Baker IDI Heart and Diabetes Institute, Melbourne, VIC, Australia.
Exp Physiol. 2011 Jul;96(7):611-22. doi: 10.1113/expphysiol.2010.052332. Epub 2011 May 6.
The 17th century London neuroanatomical school headed by Thomas Willis provided us with the first identifiable images of the sympathetic nervous system. Nineteenth century giants of European physiology (Bernard, Waller and Brown-Sequard) identified these as the 'pressor nerves'. Von Euler's demonstration that the sympathetic transmitter was noradrenaline brought the field into the modern era. The development of ganglion-blocking drugs by Paton, whose name this review commemorates, allowed comprehensive pharmacological antagonism of this system in patients. With the development of contemporary techniques for recording from human sympathetic nerves and quantifying rates of noradrenaline release, the sympathetic nervous system became accessible to clinical scientists investigating possible contributions to cardiovascular and other diseases. Sympathetic nervous system responses typically are regionally differentiated, with activation in one outflow sometimes accompanying no change or sympathetic inhibition in another. Regional sympathetic activity is best studied in humans by recording from postganglionic sympathetic efferents (multi-unit or single-fibre recording) and by isotope dilution-derived measurement of organ-specific noradrenaline release to plasma from sympathetic nerves (regional 'noradrenaline spillover'). With the application of these techniques, evidence has been assembled in the past three decades which indicates that sympathetic nervous system activation is crucial in the development of cardiovascular disorders, most notably heart failure and essential hypertension. An important goal for clinical scientists is translation of knowledge of pathophysiology, such as this, into better treatment for patients. The achievement of this 'mechanisms to management' transition is mature in cardiac failure, with knowledge of cardiac neural pathophysiology having led to introduction of β-adrenergic blockers, an effective therapy. Perhaps we are now on the cusp of effective translation in patients with essential hypertension, with recent successful testing of selective catheter-based renal sympathetic nerve ablation in patients with resistant hypertension, an intervention firmly based on prior demonstration in them of activation of the renal sympathetic outflow.
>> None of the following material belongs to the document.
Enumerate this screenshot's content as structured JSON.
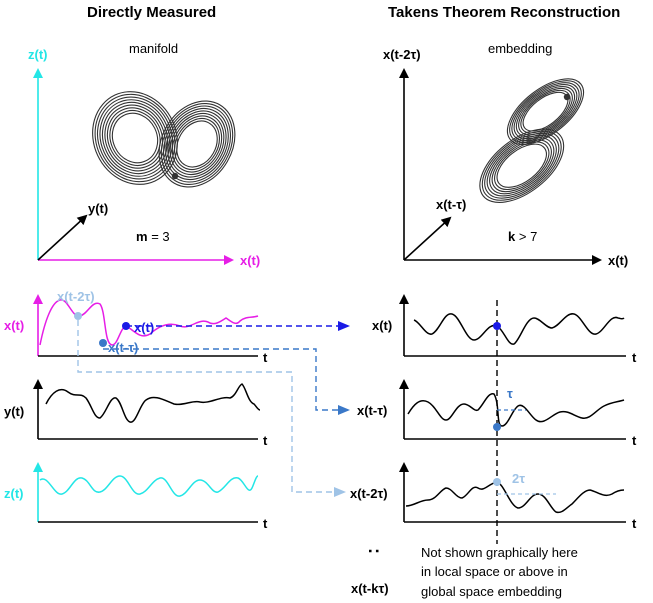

17 世纪由托马斯·威利斯(Thomas Willis)领导的伦敦神经解剖学派为我们提供了最早可识别的交感神经系统图像。19 世纪欧洲生理学的巨头(伯纳德、沃勒和布朗-塞夸德)将其鉴定为“升压神经”。冯·埃勒(von Euler)证明交感神经递质是去甲肾上腺素,使该领域进入了现代时代。帕顿(Paton)开发的神经节阻滞药物,其名字是本综述纪念的对象,使该系统在患者中得到了全面的药理学拮抗。随着用于从人类交感神经记录和量化去甲肾上腺素释放率的当代技术的发展,交感神经系统开始为研究可能对心血管和其他疾病有贡献的临床科学家所研究。交感神经反应通常具有区域性差异,一种传出神经的激活有时伴随着另一种传出神经没有变化或抑制。通过记录节后交感传出神经(多单位或单纤维记录)和通过从交感神经测量器官特异性去甲肾上腺素释放到血浆的同位素稀释法(区域性“去甲肾上腺素溢出”),可以最好地在人体中研究局部交感活性。应用这些技术,在过去三十年中已经积累了证据,表明交感神经系统的激活在心血管疾病的发展中至关重要,尤其是心力衰竭和原发性高血压。临床科学家的一个重要目标是将生理学知识,例如这种知识,转化为对患者更好的治疗。从心脏神经生理学知识中获得的心力衰竭知识已经导致β-肾上腺素能阻滞剂的引入,这是一种有效的治疗方法,这种“从机制到管理”的转变已经在心力衰竭中成熟。也许我们现在正处于原发性高血压患者有效转化的边缘,最近对有抵抗性高血压的患者进行选择性导管肾交感神经消融术的成功测试,这种干预措施基于对肾交感传出神经激活的先前证明。